Blowing Rocks Preserve
The beauty in Hobe Sound is in the backdrop; the rocky coastline looks like it’s been transplanted from a Greek island, yet this wild strip of mangrove wetlands, turtle nesting beaches, and practically perfect dunes lies less than an hour’s drive from Palm Beach.
Bowman’s Beach, Sanibel Island
On Sanibel’s secluded northwest end, this beach doubles as a shell hunter’s paradise and a beach wanderer’s great escape. For the former, the likelihood of leaving with a bag full of gorgeous shells is high. For the latter, the chance of serene, inspiring vistas is guaranteed.
Panama City Beach
The former “Spring Break Capital of the World” is home to 27 miles of sand dotted with lively beach bars like Schooners (where the party rages late into the morning hours) and Pier Park, home to over 124 stores, restaurants, and family-friendly attractions like the Grand IMAX Pier Park 16 theater and Pirate’s Quest Laser Tag.
Siesta Key Beach
Crowned “America’s Best Beach,” Sarasota’s Siesta Key Beach boasts the finest quartz sand in the world. After a $21 million revamp, the public beach looks better than ever, sporting concessions, picnic shelters and a playground. The island’s 40-acre beach park is exceptionally wide and long, providing ample space for families, romantics, and Sunday’s Drum Circle celebration.
Caladesi Island State Park
Accessible only by ferry from Honeymoon Island State Recreation Area, Caladesi Island State Park—one of the sole untouched islands on Florida’s Gulf Coast—offers pure white beaches, beautiful sunsets, and scenic kayaking adventures through mangrove forests.
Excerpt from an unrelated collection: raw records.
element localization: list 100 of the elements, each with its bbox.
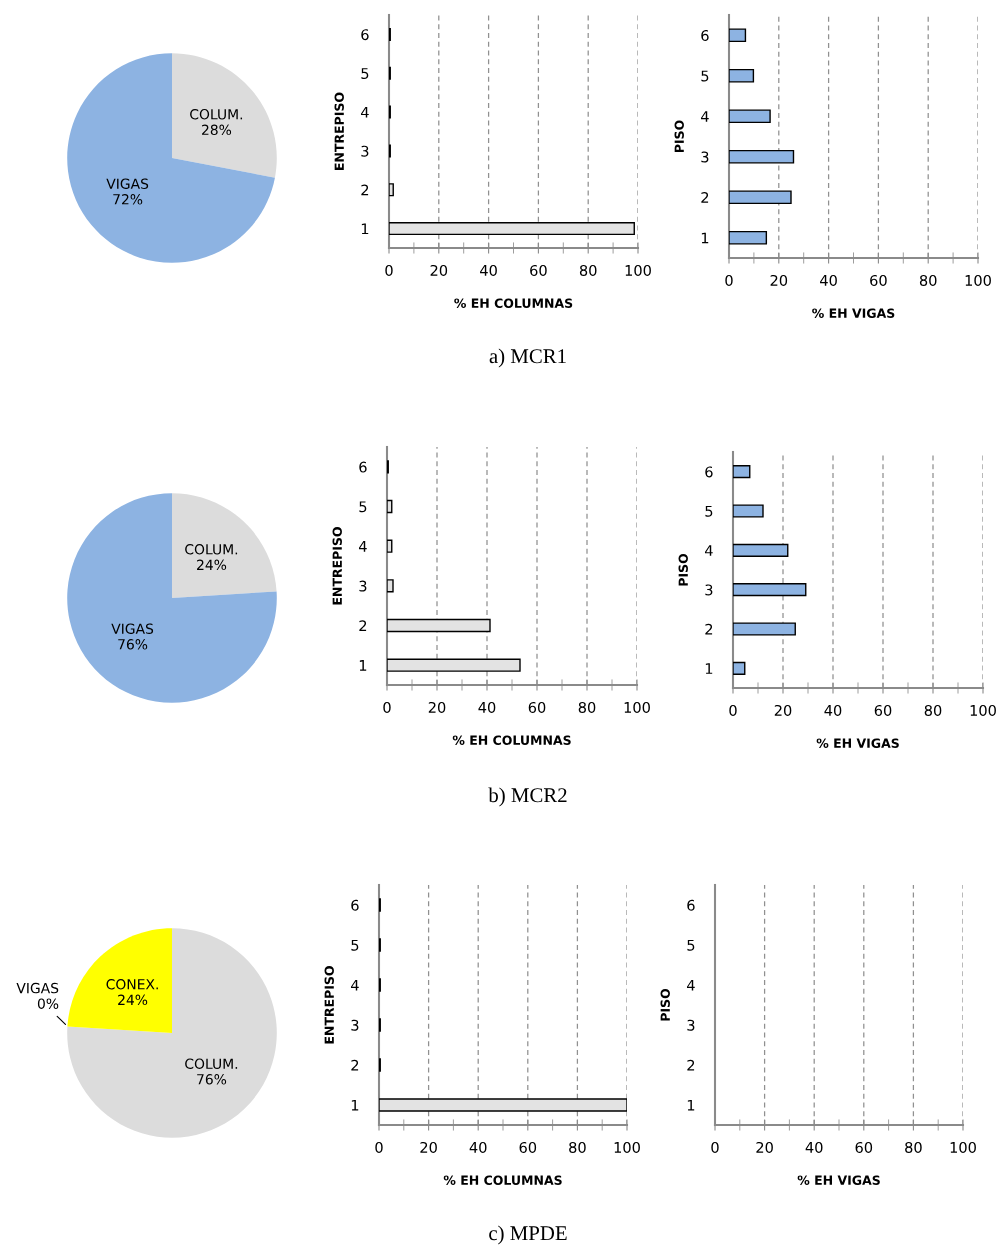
bar [387, 539, 393, 553]
data-label: 76% [197, 1074, 227, 1085]
pie-slice [67, 928, 277, 1138]
text: a) MCR1 [489, 348, 566, 368]
x-tick-label: 100 [965, 274, 991, 286]
bar [387, 658, 521, 672]
x-tick-label: 40 [469, 1141, 487, 1153]
x-tick-label: 80 [569, 1141, 586, 1153]
y-tick-label: 4 [360, 106, 369, 118]
bar [389, 222, 635, 236]
bar [729, 68, 755, 83]
y-tick-label: 4 [350, 979, 359, 991]
data-label: 24% [118, 994, 148, 1006]
x-tick-label: 0 [725, 274, 733, 286]
bar [729, 190, 792, 205]
y-tick-label: 6 [361, 29, 369, 41]
x-axis-title: % EH COLUMNAS [443, 1175, 562, 1185]
bar [729, 28, 747, 43]
x-tick-label: 40 [478, 701, 496, 713]
bar [733, 661, 746, 675]
bar [733, 622, 796, 636]
x-tick-label: 60 [870, 274, 887, 286]
y-tick-label: 4 [704, 545, 713, 556]
slice-label: VIGAS [106, 178, 149, 189]
x-tick-label: 60 [874, 704, 892, 716]
slice-label: COLUM. [185, 544, 238, 555]
x-tick-label: 60 [530, 264, 547, 276]
y-tick-label: 5 [351, 939, 359, 951]
y-tick-label: 6 [687, 899, 695, 911]
y-tick-label: 2 [351, 1059, 359, 1071]
x-tick-label: 100 [614, 1141, 640, 1153]
y-tick-label: 6 [705, 466, 713, 478]
y-tick-label: 6 [701, 29, 709, 41]
y-tick-label: 3 [701, 151, 709, 163]
x-tick-label: 100 [950, 1141, 976, 1153]
x-tick-label: 80 [924, 704, 942, 716]
y-tick-label: 2 [701, 191, 709, 203]
y-tick-label: 2 [687, 1059, 695, 1071]
x-tick-label: 40 [824, 704, 842, 716]
y-tick-label: 3 [359, 580, 367, 592]
x-tick-label: 100 [970, 704, 996, 716]
x-tick-label: 0 [385, 264, 393, 276]
x-tick-label: 100 [624, 701, 650, 713]
y-axis-title: ENTREPISO [332, 527, 342, 605]
x-tick-label: 20 [756, 1141, 773, 1153]
y-tick-label: 3 [361, 145, 369, 157]
x-tick-label: 60 [528, 701, 546, 713]
x-tick-label: 80 [905, 1141, 922, 1153]
y-tick-label: 4 [686, 979, 695, 991]
bar [387, 618, 491, 633]
x-tick-label: 80 [578, 701, 596, 713]
x-axis-title: % EH VIGAS [812, 308, 895, 318]
x-axis-title: % EH COLUMNAS [454, 298, 573, 308]
y-tick-label: 6 [351, 899, 359, 911]
y-tick-label: 1 [351, 1099, 359, 1111]
pie-slice [172, 53, 277, 178]
category-label: VIGAS [16, 982, 59, 994]
y-tick-label: 2 [361, 184, 369, 196]
data-label: 28% [202, 124, 232, 136]
y-tick-label: 5 [361, 68, 369, 79]
x-tick-label: 60 [855, 1141, 873, 1153]
y-tick-label: 5 [701, 70, 709, 82]
x-tick-label: 20 [770, 274, 788, 286]
x-tick-label: 0 [729, 704, 737, 716]
data-label: 72% [113, 194, 143, 205]
y-tick-label: 3 [687, 1019, 695, 1031]
y-tick-label: 5 [705, 505, 713, 517]
y-axis-title: PISO [660, 988, 670, 1021]
x-axis-title: % EH COLUMNAS [452, 735, 571, 745]
y-tick-label: 2 [359, 620, 367, 632]
y-tick-label: 5 [687, 939, 695, 951]
text: 0% [37, 998, 59, 1009]
y-tick-label: 1 [361, 223, 369, 235]
bar [733, 583, 807, 597]
y-axis-title: ENTREPISO [324, 966, 334, 1044]
bar [729, 230, 768, 245]
data-label: 76% [118, 639, 148, 650]
y-tick-label: 1 [705, 663, 713, 674]
bar [387, 499, 393, 514]
x-tick-label: 0 [383, 701, 391, 713]
x-tick-label: 20 [774, 704, 792, 716]
y-axis-title: PISO [678, 553, 688, 586]
text: c) MPDE [489, 1225, 567, 1245]
bar [733, 504, 764, 518]
pie-slice [67, 493, 277, 703]
slice-label: CONEX. [106, 979, 158, 990]
pie-slice [67, 53, 275, 263]
y-tick-label: 6 [359, 461, 367, 473]
x-tick-label: 60 [519, 1141, 537, 1153]
y-tick-label: 1 [701, 232, 709, 244]
bar [729, 109, 771, 124]
x-tick-label: 80 [579, 264, 597, 276]
slice-label: COLUM. [190, 109, 243, 120]
y-tick-label: 4 [358, 541, 367, 552]
bar [733, 465, 751, 479]
y-tick-label: 2 [705, 623, 713, 635]
y-tick-label: 5 [359, 501, 367, 513]
x-tick-label: 40 [480, 264, 497, 276]
pie-slice [172, 493, 277, 598]
pie-slice [67, 928, 172, 1033]
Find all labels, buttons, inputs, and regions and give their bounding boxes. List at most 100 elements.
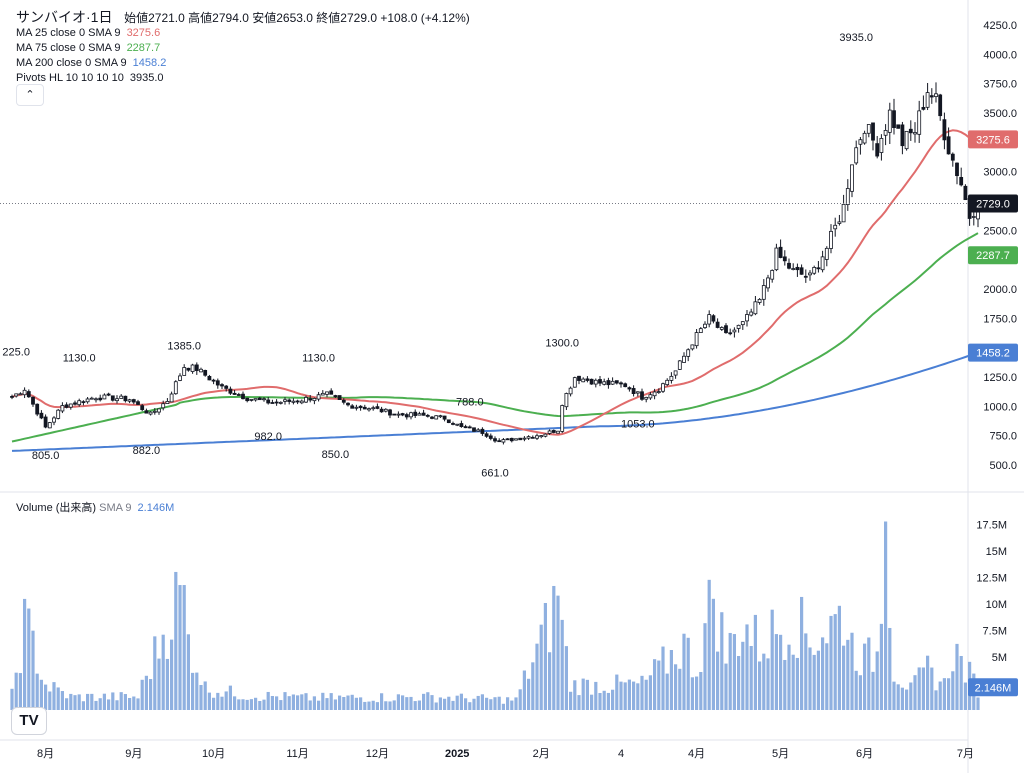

At what is arguably the state’s best beach for families, kids and parents alike love Clearwater Beach’s white sand and shallow, clear warm water. In the evenings, the scene transforms into a sunset celebration complete with musicians and artists.
Fort De Soto Beach
Another winner of “America’s Best Beach”, the 1,136-acre park is spread over five islands on the Gulf of Mexico and features 7 miles of beach, two fishing piers, and a 4-mile hiking/skating trail. The beaches are super packed on weekends but splendidly quiet on weekdays.
Hugging the Gulf of Mexico along the western tip of Florida, Pensacola Beach is about as beautiful as it gets with its crystal-clear water, powdery white sand, and secluded shores. Snorkel or kayak through the Gulf Islands National Seashore—the longest protected stretch in the country—or explore some of the local history on the tip of Santa Rosa Island at Fort Pickens, originally built to protect Pensacola Harbor.
Grayton Beach State Park, South Walton
With its twisted scrub oaks and magnolias, the 400-acre Grayton Beach State Park has more of a southern feel than the rest of the state. The area is part of South Walton, an under-the-radar collection of 16 beach communities in the Panhandle. Spend the day strolling the impressive sand dunes and swimming in what’s been ranked one of the U.S.’s most beautiful beaches thanks to the picture-perfect shade of emerald-green water.
Fernandina Beach, Amelia Island
The “Isle of Eight Flags,” located near Jacksonville on Amelia Island, is the only spot in the U.S. that has flown flags of eight nations since it was founded in the 1500s. Take a stroll back in time through Fernandina Beach’s 50-block Historic District, dotted with Victorian-era homes-turned-bed and breakfasts, before heading to the picturesque beaches sitting just a mile from the city center.
St. George Island
You won’t find chain stores or high-rise hotels on the 28-mile barrier island sitting off North Florida’s Gulf Coast. This is why the island’s practically untouched shores, covered in sandy coves and sweeping dunes, make for great shelling and wildlife spotting—and offer up prime views of the pristine water from cozy seaside cottages.